1,2 Milliarden Euro für Fast Start: Das ist nicht alles,
was wir tun. Darin erschöpfen sich unsere Maßnahmen
nicht. Im vergangenen Jahr waren es 1,2 Milliarden
Euro. In diesem Jahr werden es 1,8 Milliarden Euro für
die Klimafinanzierung sein. Wir reden nicht nur, wir
handeln. Es gibt keinen Grund, das in Zweifel zu ziehen.
Wir können sagen: Wir sind dabei, auch wenn es darum
geht, arme Länder zu unterstützen. Das ist ein gemeinsames Engagement der Bundesregierung, insbesondere des
Entwicklungshilfeministeriums und des Umweltministeriums. Das sind in aller Regel gemeinsam finanzierte
Maßnahmen.
Von dem einen Rechtsregime über die Klimafinanzierung bis zum sofortigen Handeln, dieses Ergebnis ist
wegweisend. Es ist substanziell. Es ist nicht ausreichend.
Es schließt die Lücke nicht. Es ist zu wenig. Aber es
wäre unvertretbar gewesen, es links liegen zu lassen,
statt es anzunehmen. Wir müssen schrittweise vorangehen. Darum ist es ein Erfolg im Schrittweisevorangehen.
Deutschland ist in diesem Prozess führend, ohne bevormundend zu sein. Wir wissen auch, dass wir nicht allein auf der Welt sind. Bei manchen Ratschlägen, die
man jetzt erhält, habe ich den Eindruck, dass das nicht
allen klar ist. Deutschland ist nicht allein auf der Welt,
und wir sollten uns nicht so aufführen, als gäbe es nur
Deutschland auf diesem Planeten. Wir sind Partner, und
wir wirken mit in internationalen Systemen: der Europäischen Union und den Vereinten Nationen. Mit diesem
Selbstverständnis sollten wir auch nach außen auftreten.

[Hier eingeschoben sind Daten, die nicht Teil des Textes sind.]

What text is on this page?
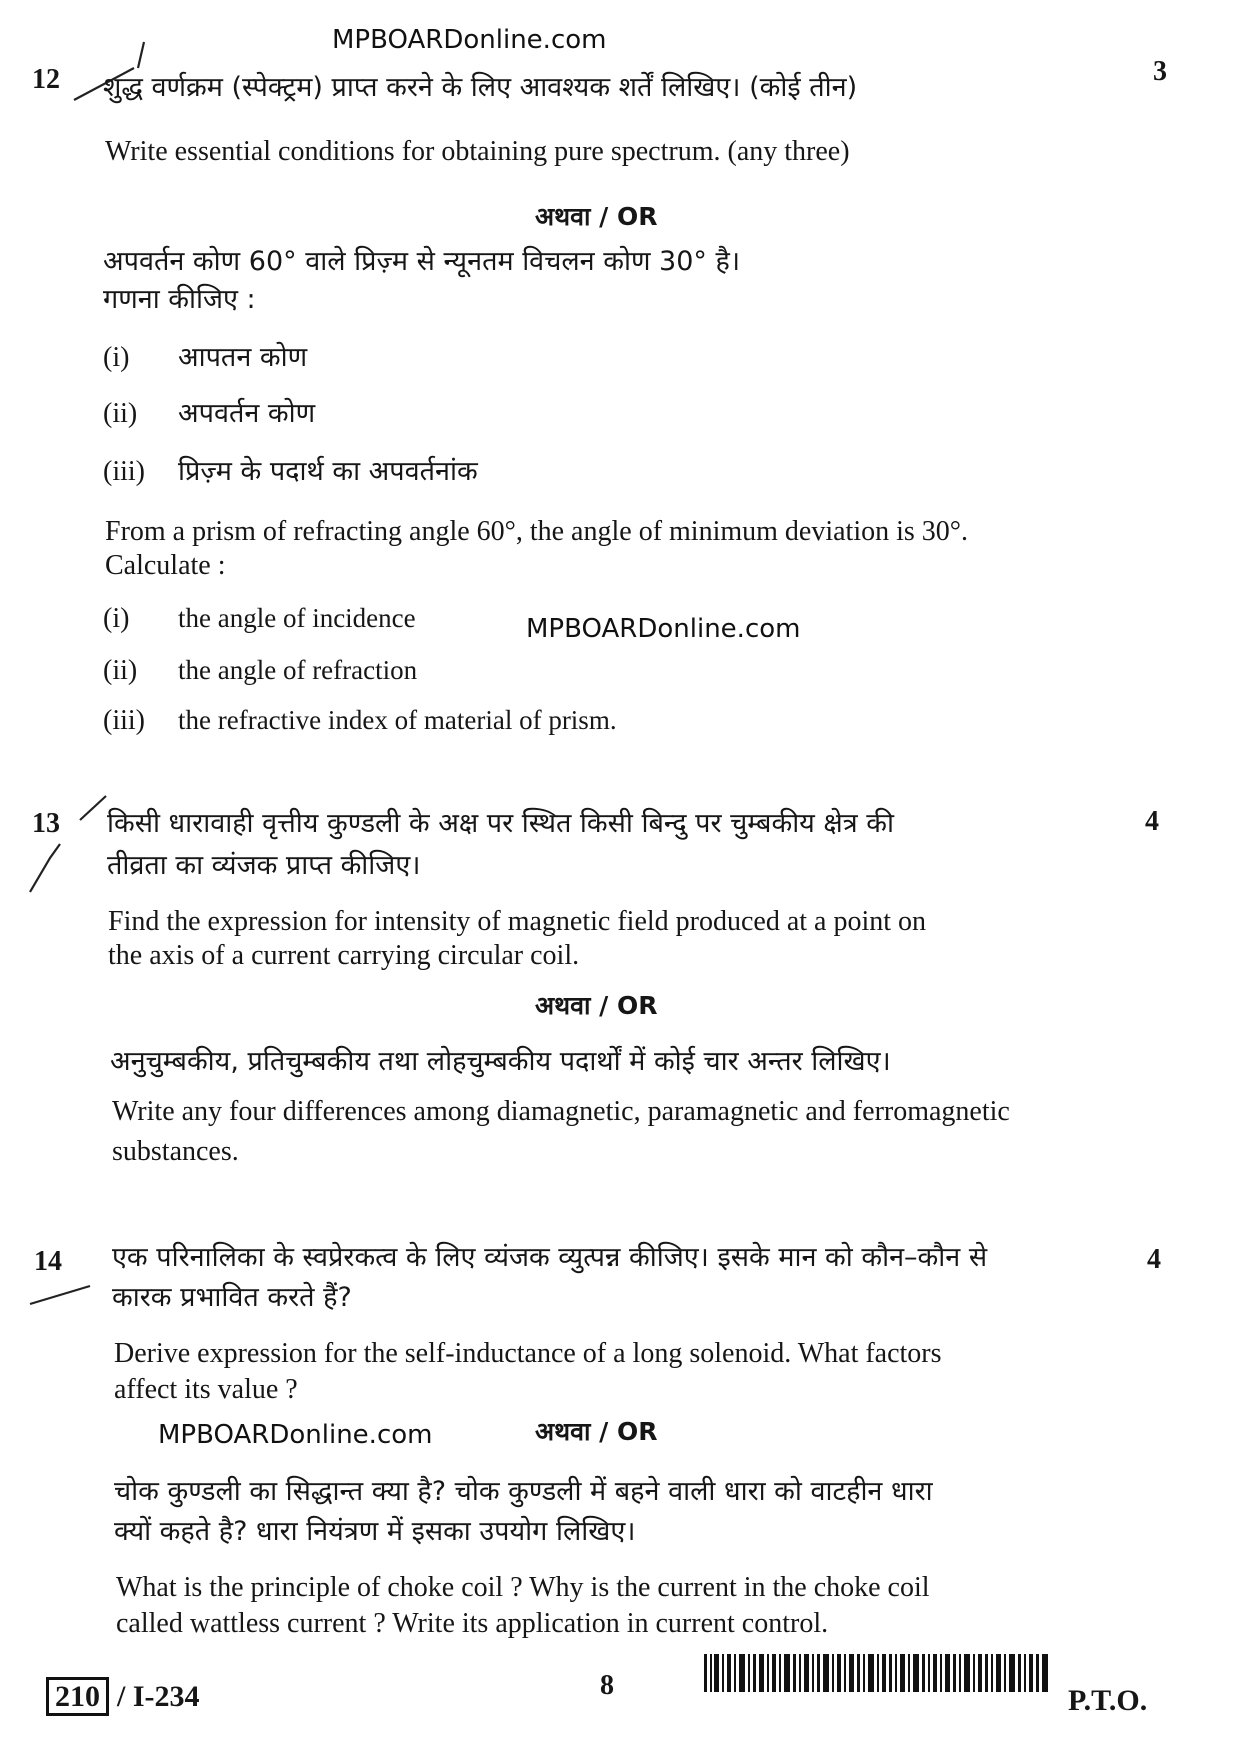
MPBOARDonline.com
12	3
शुद्ध वर्णक्रम (स्पेक्ट्रम) प्राप्त करने के लिए आवश्यक शर्तें लिखिए। (कोई तीन)
Write essential conditions for obtaining pure spectrum. (any three)
अथवा / OR
अपवर्तन कोण 60° वाले प्रिज़्म से न्यूनतम विचलन कोण 30° है।
गणना कीजिए :
(i) आपतन कोण
(ii) अपवर्तन कोण
(iii) प्रिज़्म के पदार्थ का अपवर्तनांक
From a prism of refracting angle 60°, the angle of minimum deviation is 30°.
Calculate :
(i) the angle of incidence
(ii) the angle of refraction
(iii) the refractive index of material of prism.
MPBOARDonline.com
13	4
किसी धारावाही वृत्तीय कुण्डली के अक्ष पर स्थित किसी बिन्दु पर चुम्बकीय क्षेत्र की
तीव्रता का व्यंजक प्राप्त कीजिए।
Find the expression for intensity of magnetic field produced at a point on
the axis of a current carrying circular coil.
अथवा / OR
अनुचुम्बकीय, प्रतिचुम्बकीय तथा लोहचुम्बकीय पदार्थों में कोई चार अन्तर लिखिए।
Write any four differences among diamagnetic, paramagnetic and ferromagnetic
substances.
14	4
एक परिनालिका के स्वप्रेरकत्व के लिए व्यंजक व्युत्पन्न कीजिए। इसके मान को कौन–कौन से
कारक प्रभावित करते हैं?
Derive expression for the self-inductance of a long solenoid. What factors
affect its value ?
MPBOARDonline.com	अथवा / OR
चोक कुण्डली का सिद्धान्त क्या है? चोक कुण्डली में बहने वाली धारा को वाटहीन धारा
क्यों कहते है? धारा नियंत्रण में इसका उपयोग लिखिए।
What is the principle of choke coil ? Why is the current in the choke coil
called wattless current ? Write its application in current control.
210 / I-234	8	P.T.O.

Wir können nach außen mit dem Selbstverständnis
auftreten, dass wir auch zu Hause etwas tun, dass wir zu
Hause die Chancen, die in der wirtschaftlich-technologischen Entwicklung liegen, wahrnehmen. Wir haben die
Gelegenheit genutzt, in Durban über die Energiewende
in Deutschland zu reden, mit höchster internationaler
Aufmerksamkeit und Interesse, mit Respekt dafür, was
ein führendes Industrieland auf diesem Gebiet tut, sich
nämlich selber für eine Transformation der Energieversorgung zu entscheiden, weg von der großen zentralen
Versorgung mit wenig Wettbewerb und konventionellen
Technologien hin zu einem dezentralen Wettbewerb und
neuen Technologien mit erneuerbaren Energien und
Energieeffizienz. Mit höchster Aufmerksamkeit und hoher Kooperationsbereitschaft anderer europäischer Länder haben wir zum Beispiel das Projekt SARI beschlossen, ein Unterstützungsprojekt für die Entwicklung von
erneuerbaren Energien in Südafrika mit Norwegen, Dänemark, dem Vereinigten Königreich und anderen Ländern, weil auch andere Länder zunehmend sehen, dass
dies der richtige Weg der Entwicklung ist. Industriepolitisch, innovationspolitisch und ökologisch ist das der
Zukunftsweg. Dafür stehen wir, und darum wollen wir
diesen Weg. Wir werden diesen Weg zum Erfolg führen,
mit allen Akteuren in Deutschland und darüber hinaus.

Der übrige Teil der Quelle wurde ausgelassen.